The Austin court of appeals recently joined the Dallas Court of Appeals in concluding a holdover provision in a commercial lease agreement is not an unenforceable penalty.
The holdover provision in Kahn v. Meknojiya stated:
2.07 Holding Over. If Tenant does not vacate the Leased Premises upon the expiration or earlier termination of the Lease, Tenant shall be a tenant at sufferance for the holdover period and all of the terms and provisions of this Lease shall be applicable during that period, except that Tenant shall pay Landlord (in addition to additional rent payable under this Lease and any other sums payable under this Lease) as base rental for the period of such holdover an amount equal to two times the base rent which would have been payable by Tenant had the holdover period been a part of the original terms of the Lease (without waiver of Landlord’s right to recover damages as permitted by law).

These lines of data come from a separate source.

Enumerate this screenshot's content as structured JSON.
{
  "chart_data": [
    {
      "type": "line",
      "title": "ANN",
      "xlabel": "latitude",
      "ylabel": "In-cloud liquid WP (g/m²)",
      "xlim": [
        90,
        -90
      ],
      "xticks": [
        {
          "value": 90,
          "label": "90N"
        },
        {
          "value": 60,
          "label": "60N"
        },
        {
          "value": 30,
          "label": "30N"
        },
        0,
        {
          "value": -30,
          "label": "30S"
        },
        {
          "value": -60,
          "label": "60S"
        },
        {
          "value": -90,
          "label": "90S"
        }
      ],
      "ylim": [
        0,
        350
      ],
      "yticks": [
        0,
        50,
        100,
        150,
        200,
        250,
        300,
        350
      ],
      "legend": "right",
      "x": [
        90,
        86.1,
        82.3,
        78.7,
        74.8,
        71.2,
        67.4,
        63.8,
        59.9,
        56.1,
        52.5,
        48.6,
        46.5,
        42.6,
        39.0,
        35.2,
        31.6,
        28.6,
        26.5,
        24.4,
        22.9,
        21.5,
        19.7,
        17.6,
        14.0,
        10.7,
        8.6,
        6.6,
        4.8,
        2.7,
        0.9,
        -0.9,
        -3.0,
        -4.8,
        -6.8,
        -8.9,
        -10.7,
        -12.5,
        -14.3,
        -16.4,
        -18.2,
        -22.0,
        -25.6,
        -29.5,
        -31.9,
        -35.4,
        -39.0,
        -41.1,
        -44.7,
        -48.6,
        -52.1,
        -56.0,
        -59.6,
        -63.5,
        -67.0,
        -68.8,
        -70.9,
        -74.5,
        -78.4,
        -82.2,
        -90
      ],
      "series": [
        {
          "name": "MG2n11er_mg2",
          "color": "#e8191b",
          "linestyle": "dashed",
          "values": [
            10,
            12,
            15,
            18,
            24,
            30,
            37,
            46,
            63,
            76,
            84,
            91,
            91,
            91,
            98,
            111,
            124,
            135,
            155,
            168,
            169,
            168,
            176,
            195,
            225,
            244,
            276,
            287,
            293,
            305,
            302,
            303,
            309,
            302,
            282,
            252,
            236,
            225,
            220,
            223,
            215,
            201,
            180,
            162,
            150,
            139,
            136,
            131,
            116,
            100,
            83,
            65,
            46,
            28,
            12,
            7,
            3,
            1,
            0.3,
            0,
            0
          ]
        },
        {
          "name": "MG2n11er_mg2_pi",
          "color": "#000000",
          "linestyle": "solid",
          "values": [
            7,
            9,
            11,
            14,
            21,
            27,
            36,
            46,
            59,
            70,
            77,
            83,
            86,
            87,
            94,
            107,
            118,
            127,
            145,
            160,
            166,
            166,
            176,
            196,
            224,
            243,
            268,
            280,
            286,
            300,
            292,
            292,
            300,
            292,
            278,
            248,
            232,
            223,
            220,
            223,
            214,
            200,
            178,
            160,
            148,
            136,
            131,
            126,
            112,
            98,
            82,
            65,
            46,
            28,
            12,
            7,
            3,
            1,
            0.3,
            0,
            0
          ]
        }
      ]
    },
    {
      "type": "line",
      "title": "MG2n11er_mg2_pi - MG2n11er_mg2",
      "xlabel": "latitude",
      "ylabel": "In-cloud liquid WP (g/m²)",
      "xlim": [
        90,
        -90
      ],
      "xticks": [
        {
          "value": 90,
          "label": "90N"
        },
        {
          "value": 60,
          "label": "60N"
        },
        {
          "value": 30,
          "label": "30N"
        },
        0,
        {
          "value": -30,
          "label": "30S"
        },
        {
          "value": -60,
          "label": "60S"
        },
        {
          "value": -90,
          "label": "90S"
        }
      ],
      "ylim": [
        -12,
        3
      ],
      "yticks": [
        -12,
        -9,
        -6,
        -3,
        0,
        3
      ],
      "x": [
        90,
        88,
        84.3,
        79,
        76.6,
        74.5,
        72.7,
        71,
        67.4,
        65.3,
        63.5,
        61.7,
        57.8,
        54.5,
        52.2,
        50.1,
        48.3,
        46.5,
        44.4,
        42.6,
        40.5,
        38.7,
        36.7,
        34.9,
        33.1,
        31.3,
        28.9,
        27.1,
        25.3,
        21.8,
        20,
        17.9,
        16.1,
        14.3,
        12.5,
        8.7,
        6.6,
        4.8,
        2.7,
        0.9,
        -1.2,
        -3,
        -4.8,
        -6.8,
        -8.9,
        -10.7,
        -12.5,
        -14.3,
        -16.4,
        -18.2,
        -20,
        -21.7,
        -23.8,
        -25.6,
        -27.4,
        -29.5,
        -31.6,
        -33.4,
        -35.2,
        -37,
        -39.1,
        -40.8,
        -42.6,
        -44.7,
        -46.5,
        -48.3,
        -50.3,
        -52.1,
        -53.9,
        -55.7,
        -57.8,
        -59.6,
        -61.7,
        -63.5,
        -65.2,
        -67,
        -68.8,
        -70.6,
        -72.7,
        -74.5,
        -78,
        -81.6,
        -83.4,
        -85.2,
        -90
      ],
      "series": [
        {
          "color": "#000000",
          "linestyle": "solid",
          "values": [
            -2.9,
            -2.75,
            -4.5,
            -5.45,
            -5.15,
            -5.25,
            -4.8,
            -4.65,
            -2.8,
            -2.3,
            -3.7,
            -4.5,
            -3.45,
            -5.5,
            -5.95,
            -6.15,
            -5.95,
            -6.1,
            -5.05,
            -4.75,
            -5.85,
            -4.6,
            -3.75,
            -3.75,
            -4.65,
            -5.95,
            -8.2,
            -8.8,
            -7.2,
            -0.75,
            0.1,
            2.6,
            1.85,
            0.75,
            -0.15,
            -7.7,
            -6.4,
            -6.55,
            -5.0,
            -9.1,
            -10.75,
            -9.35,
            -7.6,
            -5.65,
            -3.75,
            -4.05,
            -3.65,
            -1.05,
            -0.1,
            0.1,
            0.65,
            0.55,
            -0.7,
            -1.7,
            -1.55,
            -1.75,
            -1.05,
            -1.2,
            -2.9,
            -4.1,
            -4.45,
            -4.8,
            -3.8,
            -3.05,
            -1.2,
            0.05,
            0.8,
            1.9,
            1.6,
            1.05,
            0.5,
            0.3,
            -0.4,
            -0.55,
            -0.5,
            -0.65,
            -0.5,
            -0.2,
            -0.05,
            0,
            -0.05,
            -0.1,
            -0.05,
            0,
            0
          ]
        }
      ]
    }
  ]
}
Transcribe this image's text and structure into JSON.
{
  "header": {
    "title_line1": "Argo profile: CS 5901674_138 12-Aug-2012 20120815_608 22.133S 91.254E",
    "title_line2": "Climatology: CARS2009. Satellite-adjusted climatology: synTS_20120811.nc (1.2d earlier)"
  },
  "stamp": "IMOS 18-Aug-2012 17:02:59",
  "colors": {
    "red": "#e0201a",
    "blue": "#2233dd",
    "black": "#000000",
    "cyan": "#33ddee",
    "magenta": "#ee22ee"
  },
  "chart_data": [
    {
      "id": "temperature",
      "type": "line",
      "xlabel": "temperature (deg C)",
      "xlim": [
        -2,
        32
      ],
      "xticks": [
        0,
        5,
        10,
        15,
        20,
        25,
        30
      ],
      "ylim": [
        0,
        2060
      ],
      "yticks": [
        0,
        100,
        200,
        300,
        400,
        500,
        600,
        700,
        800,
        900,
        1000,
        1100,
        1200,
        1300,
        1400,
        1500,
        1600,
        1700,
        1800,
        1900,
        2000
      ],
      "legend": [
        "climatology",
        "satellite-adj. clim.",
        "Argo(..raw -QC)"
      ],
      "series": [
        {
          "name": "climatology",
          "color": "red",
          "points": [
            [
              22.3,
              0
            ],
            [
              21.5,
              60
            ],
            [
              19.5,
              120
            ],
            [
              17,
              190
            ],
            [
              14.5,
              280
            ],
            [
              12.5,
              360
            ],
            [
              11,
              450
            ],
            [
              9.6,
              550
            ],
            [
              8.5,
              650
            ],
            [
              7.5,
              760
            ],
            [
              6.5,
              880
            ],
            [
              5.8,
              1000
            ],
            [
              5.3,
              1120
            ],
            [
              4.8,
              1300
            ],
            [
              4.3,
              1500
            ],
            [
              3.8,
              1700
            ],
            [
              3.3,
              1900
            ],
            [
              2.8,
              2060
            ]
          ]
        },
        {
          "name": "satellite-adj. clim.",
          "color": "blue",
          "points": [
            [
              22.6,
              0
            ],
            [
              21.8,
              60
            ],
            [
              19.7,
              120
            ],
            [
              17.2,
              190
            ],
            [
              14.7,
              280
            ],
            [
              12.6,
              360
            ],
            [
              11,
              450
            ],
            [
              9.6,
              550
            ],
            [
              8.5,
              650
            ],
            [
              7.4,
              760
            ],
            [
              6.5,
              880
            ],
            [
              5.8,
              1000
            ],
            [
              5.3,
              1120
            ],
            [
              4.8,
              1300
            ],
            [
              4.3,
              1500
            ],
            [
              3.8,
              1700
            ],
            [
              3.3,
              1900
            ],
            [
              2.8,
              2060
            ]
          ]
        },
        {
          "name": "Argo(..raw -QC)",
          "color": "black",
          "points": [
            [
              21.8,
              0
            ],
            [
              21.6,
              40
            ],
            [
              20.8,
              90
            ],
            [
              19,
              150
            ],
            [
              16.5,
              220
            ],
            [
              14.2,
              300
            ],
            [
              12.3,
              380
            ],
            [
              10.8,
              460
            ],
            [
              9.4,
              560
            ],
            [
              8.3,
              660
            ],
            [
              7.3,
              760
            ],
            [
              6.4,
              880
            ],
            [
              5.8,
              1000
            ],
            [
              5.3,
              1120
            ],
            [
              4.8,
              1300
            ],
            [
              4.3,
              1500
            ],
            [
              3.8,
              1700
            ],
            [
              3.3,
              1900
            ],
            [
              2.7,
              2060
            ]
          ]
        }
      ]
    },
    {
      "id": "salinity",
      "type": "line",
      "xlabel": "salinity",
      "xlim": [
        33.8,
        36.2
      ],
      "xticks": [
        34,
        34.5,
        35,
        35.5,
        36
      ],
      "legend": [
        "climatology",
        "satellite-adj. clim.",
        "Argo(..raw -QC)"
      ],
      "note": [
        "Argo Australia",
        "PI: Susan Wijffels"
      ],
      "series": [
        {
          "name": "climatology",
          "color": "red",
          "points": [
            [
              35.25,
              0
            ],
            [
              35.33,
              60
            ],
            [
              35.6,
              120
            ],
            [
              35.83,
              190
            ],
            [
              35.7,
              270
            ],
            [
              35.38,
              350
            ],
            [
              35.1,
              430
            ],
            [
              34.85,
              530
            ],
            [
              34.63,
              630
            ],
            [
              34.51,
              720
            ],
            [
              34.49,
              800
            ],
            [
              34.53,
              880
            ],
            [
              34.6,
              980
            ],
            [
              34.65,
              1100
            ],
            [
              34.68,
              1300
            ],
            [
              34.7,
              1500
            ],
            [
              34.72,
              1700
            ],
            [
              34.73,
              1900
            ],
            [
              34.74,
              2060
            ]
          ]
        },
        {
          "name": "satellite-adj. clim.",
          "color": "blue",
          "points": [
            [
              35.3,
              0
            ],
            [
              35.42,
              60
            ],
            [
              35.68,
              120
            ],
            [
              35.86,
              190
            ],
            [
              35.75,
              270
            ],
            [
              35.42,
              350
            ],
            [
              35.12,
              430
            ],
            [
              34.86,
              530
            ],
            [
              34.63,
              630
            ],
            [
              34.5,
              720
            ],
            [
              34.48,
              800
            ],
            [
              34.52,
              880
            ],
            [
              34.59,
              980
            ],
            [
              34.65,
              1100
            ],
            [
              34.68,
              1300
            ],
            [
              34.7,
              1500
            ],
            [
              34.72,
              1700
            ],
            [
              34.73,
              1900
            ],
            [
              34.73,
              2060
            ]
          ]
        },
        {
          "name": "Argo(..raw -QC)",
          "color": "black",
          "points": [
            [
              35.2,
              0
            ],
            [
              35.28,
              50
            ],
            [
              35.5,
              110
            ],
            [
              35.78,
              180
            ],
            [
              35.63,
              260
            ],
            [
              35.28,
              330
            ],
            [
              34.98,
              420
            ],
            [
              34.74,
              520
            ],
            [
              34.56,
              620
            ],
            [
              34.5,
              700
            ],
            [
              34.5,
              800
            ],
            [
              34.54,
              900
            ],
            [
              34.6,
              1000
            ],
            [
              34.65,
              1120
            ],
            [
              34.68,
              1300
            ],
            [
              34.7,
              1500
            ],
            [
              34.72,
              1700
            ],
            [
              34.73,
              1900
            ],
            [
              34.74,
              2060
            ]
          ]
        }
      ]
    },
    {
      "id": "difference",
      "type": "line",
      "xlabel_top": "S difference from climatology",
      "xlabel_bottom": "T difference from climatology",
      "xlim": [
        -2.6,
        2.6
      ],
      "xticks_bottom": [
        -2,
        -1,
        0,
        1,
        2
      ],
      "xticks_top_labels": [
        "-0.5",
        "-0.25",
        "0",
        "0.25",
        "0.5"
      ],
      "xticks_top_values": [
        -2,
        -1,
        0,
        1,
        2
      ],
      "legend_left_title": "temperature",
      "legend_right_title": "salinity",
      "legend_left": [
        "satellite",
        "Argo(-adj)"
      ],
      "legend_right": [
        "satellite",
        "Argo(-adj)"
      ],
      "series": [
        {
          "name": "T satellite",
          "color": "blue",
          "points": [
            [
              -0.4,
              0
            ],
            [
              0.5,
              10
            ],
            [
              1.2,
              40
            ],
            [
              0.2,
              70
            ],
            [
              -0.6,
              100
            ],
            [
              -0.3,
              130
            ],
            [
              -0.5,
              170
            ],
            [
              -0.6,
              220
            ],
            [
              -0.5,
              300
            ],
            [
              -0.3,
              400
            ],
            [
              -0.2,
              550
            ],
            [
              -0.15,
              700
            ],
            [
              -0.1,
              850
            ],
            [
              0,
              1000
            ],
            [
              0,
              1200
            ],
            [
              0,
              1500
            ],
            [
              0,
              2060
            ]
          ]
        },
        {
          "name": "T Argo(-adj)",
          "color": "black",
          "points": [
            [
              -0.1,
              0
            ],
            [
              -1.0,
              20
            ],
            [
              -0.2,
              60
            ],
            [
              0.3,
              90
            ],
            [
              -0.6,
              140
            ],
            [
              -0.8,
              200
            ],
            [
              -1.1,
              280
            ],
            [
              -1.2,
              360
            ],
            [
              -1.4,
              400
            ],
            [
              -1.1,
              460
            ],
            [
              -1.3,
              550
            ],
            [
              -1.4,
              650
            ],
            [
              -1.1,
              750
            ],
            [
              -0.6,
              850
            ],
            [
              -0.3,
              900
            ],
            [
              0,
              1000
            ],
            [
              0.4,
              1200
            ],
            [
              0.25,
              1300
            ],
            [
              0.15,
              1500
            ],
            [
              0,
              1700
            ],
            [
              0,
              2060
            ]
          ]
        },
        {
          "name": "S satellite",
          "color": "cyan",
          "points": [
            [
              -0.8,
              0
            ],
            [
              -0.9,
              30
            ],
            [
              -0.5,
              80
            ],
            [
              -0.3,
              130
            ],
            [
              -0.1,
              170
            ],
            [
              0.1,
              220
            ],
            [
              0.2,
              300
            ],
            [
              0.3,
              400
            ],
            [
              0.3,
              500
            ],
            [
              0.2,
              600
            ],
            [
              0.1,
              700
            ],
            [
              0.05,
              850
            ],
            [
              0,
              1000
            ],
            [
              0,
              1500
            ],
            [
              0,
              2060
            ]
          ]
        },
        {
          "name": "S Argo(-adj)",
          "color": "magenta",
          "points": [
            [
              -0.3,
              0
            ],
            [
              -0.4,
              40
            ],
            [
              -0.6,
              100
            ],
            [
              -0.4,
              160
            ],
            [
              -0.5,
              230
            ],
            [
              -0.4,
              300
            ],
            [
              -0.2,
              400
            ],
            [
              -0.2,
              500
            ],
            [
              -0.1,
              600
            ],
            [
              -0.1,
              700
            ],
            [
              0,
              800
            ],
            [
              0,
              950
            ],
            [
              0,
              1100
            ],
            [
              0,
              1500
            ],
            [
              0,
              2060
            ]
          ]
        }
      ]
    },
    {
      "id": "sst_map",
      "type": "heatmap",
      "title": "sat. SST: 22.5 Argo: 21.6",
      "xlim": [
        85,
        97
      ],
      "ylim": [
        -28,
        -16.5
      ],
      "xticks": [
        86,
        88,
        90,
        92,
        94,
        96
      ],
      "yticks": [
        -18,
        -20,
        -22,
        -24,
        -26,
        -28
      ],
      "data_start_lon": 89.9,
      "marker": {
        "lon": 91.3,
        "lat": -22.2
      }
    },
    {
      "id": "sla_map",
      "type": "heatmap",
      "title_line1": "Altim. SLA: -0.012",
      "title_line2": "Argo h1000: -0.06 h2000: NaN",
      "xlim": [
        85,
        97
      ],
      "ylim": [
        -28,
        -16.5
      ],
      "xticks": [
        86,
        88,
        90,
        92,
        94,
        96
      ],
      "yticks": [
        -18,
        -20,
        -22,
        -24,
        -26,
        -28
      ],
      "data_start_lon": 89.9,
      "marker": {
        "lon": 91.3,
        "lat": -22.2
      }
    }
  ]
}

The tenant argued that the holdover provision above represented an unenforceable liquidated damages provision in the form of double rent.
Following an analysis of the holdover provision in light of Texas law regarding unenforceable liquidated-damages provisions, the court concluded as a matter of law that the holdover provision above is not an unenforceable liquidated-damages provision.
Postscript: The commercial lease’s holdover provision in the Dallas appeal stated:
Any holding over by Tenant after the expiration or sooner termination of this Agreement shall be treated as a daily tenancy at sufferance at a rate equal to one and one half (1.5) times the Rent and other charges herein provided (prorated on a daily basis).